3. The method as recited in claim 1 wherein the identifying the location of the pixel is performed using the laser imaging system.

4. The method as recited in claim 1 wherein the laser imaging system is an on-press laser imaging system useable to establish the image.

5. The method as recited in claim 1 further comprising adding a hardening agent to the additional ink prior to the irradiating, the hardening agent being curable by a frequency of an electromagnetic radiation emitted by the laser imaging system.

6. The method as recited in claim 1 wherein the irradiating the additional ink produces a hardened ink surface useable for printing.

7. The method as recited in claim 6 wherein the hardened ink surface is capable of receiving further additional ink for performing the printing.

8. The method as recited in claim 6 further comprising:

disposing the additional ink at the location after at least one print run so as to establish a renewed hardened ink surface useable for printing.

9. The method as recited in claim 1 wherein the hardened ink is disposed on a primary image surface of the image.

10. The method as recited in claim 9 wherein the primary image surface includes a polymer substance.

11. The method as recited in claim 1 wherein the hardened ink is disposed on a printing substrate of the printing plate.

12. The method as recited in claim 1 further comprising irradiating the hardened ink at the location of the pixel using a laser system so as to loosen at least a portion of the hardened ink for disposing of the additional ink.

13. The method as recited in claim 1 further comprising irradiating the hardened ink at the location of the pixel so as to ablate at least a portion of the ink for disposing of the additional ink.

14. The method as recited in claim 1, further comprising irradiating the hardened ink so as to loosen at least a portion of the hardened ink and treating the hardened ink with a fountain solution so as to remove at least the first portion of the hardened ink.

15. The method as recited in claim 1 wherein the hardened ink is erroneously disposed at the location of the pixel.

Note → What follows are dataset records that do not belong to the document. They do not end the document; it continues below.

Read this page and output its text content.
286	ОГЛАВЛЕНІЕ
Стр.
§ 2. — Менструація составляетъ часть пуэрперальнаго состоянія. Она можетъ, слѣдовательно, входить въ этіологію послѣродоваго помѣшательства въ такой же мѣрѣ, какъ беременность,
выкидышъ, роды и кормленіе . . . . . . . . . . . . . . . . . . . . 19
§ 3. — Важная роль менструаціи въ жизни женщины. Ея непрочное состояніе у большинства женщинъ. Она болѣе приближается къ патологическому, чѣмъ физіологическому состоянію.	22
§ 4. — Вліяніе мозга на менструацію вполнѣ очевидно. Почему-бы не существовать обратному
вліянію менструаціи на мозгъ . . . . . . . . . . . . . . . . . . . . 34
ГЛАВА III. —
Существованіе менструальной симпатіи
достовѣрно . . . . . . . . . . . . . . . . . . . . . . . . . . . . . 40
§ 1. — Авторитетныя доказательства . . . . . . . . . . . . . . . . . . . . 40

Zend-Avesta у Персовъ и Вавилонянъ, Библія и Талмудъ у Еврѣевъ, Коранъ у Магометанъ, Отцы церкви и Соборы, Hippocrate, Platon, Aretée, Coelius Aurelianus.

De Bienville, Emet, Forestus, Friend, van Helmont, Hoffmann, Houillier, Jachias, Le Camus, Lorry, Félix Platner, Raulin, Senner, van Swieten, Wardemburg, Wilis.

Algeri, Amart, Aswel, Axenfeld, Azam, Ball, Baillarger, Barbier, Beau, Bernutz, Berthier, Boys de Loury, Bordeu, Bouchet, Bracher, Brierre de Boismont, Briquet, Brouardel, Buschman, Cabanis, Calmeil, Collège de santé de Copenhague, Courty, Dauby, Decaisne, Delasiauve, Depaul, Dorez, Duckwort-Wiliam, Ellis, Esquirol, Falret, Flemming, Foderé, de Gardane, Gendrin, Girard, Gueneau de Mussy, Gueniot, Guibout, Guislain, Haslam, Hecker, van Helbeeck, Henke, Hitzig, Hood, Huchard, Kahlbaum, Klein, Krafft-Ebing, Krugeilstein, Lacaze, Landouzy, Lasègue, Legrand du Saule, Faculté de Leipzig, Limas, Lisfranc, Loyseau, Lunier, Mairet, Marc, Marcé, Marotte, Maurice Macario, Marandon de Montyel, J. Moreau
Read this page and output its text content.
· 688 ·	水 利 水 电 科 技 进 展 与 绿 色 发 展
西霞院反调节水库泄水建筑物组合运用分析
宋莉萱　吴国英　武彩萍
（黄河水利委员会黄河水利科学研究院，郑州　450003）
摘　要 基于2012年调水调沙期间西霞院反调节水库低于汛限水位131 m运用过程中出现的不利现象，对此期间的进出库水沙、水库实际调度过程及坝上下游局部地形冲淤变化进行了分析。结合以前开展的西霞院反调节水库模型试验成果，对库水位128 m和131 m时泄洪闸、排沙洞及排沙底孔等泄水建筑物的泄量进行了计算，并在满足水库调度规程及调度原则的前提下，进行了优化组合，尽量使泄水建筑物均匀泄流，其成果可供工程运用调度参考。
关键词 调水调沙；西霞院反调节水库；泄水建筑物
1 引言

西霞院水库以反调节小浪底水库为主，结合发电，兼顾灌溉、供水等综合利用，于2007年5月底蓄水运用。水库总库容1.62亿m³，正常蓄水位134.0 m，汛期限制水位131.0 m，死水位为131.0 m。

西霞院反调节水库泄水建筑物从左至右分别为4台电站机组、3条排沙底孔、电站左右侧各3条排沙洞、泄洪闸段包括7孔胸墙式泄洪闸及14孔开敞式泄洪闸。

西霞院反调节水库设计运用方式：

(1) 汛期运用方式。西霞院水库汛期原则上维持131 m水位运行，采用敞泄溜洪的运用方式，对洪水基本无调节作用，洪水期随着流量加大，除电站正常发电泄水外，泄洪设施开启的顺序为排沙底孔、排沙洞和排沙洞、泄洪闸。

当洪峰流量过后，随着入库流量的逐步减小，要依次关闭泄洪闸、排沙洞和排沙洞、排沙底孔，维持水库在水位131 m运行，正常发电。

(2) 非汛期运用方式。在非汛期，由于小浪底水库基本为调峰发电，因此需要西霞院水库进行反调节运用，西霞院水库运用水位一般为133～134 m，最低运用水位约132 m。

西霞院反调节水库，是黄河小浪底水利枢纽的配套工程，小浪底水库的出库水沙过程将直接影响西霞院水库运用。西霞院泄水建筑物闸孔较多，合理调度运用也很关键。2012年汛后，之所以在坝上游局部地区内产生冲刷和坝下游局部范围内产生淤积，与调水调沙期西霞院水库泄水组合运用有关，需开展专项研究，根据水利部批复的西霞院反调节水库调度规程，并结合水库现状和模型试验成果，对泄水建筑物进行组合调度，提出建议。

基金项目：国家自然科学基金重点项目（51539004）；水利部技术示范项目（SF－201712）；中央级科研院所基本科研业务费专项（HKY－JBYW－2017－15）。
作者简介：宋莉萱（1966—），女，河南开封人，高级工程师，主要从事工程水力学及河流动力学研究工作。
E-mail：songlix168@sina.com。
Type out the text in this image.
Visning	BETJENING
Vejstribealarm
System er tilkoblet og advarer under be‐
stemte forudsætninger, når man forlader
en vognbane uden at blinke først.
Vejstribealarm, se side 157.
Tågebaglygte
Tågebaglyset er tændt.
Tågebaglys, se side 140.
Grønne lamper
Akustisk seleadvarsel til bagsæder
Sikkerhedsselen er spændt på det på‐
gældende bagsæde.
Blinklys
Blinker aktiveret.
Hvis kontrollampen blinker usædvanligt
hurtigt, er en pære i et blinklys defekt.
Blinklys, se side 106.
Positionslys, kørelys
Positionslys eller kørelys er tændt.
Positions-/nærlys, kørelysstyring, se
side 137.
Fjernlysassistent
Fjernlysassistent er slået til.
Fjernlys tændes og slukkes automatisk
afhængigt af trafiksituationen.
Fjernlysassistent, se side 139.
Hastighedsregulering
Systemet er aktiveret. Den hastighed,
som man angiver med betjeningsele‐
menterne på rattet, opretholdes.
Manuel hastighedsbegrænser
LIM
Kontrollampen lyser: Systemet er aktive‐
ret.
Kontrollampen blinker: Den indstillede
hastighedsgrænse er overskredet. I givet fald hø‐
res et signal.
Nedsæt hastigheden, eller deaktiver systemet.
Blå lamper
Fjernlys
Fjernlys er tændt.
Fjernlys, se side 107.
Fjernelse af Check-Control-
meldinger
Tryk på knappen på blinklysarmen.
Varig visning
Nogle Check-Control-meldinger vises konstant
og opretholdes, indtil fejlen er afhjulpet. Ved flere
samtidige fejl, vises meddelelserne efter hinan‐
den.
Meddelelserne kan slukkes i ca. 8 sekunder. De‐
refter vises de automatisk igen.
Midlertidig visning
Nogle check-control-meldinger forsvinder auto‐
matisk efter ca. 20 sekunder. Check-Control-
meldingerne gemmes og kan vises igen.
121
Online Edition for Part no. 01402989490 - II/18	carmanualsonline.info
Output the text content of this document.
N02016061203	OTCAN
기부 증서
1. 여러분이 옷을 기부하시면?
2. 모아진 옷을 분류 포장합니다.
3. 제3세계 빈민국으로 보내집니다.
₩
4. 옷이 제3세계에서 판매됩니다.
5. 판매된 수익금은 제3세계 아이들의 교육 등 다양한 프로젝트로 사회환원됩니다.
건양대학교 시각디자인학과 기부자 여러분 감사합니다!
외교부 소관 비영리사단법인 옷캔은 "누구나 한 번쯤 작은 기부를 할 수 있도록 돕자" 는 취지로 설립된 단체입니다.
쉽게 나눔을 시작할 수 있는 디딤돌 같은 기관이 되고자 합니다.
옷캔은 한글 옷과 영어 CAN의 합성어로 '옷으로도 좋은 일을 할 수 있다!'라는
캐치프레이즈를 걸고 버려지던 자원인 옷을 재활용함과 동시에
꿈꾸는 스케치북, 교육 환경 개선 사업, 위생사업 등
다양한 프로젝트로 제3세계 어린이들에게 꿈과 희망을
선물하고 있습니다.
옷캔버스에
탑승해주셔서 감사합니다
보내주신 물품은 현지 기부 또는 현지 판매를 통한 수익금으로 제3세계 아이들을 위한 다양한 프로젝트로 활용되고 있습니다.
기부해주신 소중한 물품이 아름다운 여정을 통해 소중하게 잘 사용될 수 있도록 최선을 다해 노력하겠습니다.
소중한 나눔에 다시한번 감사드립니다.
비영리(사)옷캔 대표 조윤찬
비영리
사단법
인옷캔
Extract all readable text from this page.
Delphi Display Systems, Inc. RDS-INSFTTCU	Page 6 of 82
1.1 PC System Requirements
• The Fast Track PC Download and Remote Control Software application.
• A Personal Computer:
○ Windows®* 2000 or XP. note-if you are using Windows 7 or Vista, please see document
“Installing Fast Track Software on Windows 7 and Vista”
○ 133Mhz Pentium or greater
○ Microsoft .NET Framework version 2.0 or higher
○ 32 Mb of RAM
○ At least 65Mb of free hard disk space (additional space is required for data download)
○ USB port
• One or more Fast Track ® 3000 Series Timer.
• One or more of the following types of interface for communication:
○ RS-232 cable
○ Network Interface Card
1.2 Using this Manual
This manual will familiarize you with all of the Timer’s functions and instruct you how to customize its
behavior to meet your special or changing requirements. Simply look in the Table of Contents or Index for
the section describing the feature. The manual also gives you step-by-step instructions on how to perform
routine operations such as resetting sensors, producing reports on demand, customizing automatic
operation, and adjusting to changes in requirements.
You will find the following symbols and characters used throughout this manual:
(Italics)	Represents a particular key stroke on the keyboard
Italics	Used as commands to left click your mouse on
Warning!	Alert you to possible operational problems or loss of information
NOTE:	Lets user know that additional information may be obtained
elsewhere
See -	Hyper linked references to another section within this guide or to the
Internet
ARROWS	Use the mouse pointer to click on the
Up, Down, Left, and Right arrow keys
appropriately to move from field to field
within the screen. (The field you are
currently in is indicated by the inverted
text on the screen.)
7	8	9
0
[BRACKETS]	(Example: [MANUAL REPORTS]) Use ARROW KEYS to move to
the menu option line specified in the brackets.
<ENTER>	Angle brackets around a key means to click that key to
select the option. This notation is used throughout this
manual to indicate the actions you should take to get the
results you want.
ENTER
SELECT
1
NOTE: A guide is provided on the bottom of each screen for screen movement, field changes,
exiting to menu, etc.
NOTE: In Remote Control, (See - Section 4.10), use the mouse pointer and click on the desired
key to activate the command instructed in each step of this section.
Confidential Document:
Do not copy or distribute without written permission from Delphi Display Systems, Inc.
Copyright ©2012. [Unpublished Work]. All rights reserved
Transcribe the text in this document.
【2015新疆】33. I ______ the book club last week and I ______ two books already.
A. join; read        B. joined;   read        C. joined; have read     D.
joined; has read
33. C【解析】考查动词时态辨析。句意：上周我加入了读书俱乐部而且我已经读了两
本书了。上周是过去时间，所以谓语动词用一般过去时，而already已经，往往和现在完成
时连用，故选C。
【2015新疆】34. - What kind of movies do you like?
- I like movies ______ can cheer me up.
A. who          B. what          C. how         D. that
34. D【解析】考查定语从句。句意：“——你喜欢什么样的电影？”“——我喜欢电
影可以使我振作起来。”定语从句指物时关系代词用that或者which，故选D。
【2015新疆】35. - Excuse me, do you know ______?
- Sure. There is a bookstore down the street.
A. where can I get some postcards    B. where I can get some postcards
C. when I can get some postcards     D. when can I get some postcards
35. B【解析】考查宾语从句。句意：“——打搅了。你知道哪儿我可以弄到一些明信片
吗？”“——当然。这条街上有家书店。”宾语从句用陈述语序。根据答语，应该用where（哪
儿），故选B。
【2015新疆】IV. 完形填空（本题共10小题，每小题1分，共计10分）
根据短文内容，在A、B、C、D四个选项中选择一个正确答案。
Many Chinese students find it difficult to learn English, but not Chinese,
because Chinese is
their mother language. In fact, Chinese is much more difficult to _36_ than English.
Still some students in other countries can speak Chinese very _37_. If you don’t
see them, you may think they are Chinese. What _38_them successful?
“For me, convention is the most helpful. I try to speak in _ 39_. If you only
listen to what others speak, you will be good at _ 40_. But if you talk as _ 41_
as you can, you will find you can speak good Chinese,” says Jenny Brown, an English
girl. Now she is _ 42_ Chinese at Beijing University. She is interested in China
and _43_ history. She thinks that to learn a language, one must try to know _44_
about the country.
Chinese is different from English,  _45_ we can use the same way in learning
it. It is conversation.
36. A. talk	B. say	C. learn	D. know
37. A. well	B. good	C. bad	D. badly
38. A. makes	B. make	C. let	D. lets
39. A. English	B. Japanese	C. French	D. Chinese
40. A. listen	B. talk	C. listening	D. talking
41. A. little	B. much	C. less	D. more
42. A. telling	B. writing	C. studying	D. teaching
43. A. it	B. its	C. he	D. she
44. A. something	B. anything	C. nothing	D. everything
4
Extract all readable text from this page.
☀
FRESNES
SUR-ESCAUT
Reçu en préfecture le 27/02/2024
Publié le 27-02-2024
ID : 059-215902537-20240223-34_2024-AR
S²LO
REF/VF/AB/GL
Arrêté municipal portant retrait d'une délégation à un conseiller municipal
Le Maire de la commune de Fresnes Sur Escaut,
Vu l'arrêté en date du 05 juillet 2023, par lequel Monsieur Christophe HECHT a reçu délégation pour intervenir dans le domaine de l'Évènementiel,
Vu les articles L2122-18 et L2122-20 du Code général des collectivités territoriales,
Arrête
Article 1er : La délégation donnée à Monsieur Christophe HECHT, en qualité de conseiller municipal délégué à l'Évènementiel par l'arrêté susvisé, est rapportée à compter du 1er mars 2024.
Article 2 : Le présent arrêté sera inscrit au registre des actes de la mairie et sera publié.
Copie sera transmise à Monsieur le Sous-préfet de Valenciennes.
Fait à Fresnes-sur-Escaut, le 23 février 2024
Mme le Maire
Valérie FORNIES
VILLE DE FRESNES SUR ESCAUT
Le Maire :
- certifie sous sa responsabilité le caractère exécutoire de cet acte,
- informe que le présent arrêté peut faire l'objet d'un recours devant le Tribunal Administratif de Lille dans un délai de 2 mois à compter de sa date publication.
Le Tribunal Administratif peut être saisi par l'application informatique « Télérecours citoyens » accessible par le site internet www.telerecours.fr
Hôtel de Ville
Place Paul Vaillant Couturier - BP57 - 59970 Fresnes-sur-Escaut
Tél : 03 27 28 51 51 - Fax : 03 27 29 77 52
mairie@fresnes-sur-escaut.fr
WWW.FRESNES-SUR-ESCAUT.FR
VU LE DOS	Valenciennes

16. The method as recited in claim 1 further comprising:

identifying a location of a second pixel of the image at the surface;

disposing second additional ink at the location of the second pixel; and

irradiating the second additional ink at the location of the second pixel using the laser imaging system so as to harden the second additional ink.

17. The method as recited in claim 16 further comprising:

identifying a second location of the second pixel of the image at the surface; and

irradiating the second additional hardened ink at the second location of the second pixel using a laser system so as to loosen the second additional hardened ink or so as to ablate the second additional hardened ink.

18. The method as recited in claim 1 wherein the irradiating is performed with the printing plate disposed on a cylinder of a printing press.

19. The method as recited in claim 1 further comprising identifying the pixel as a worn pixel of the image.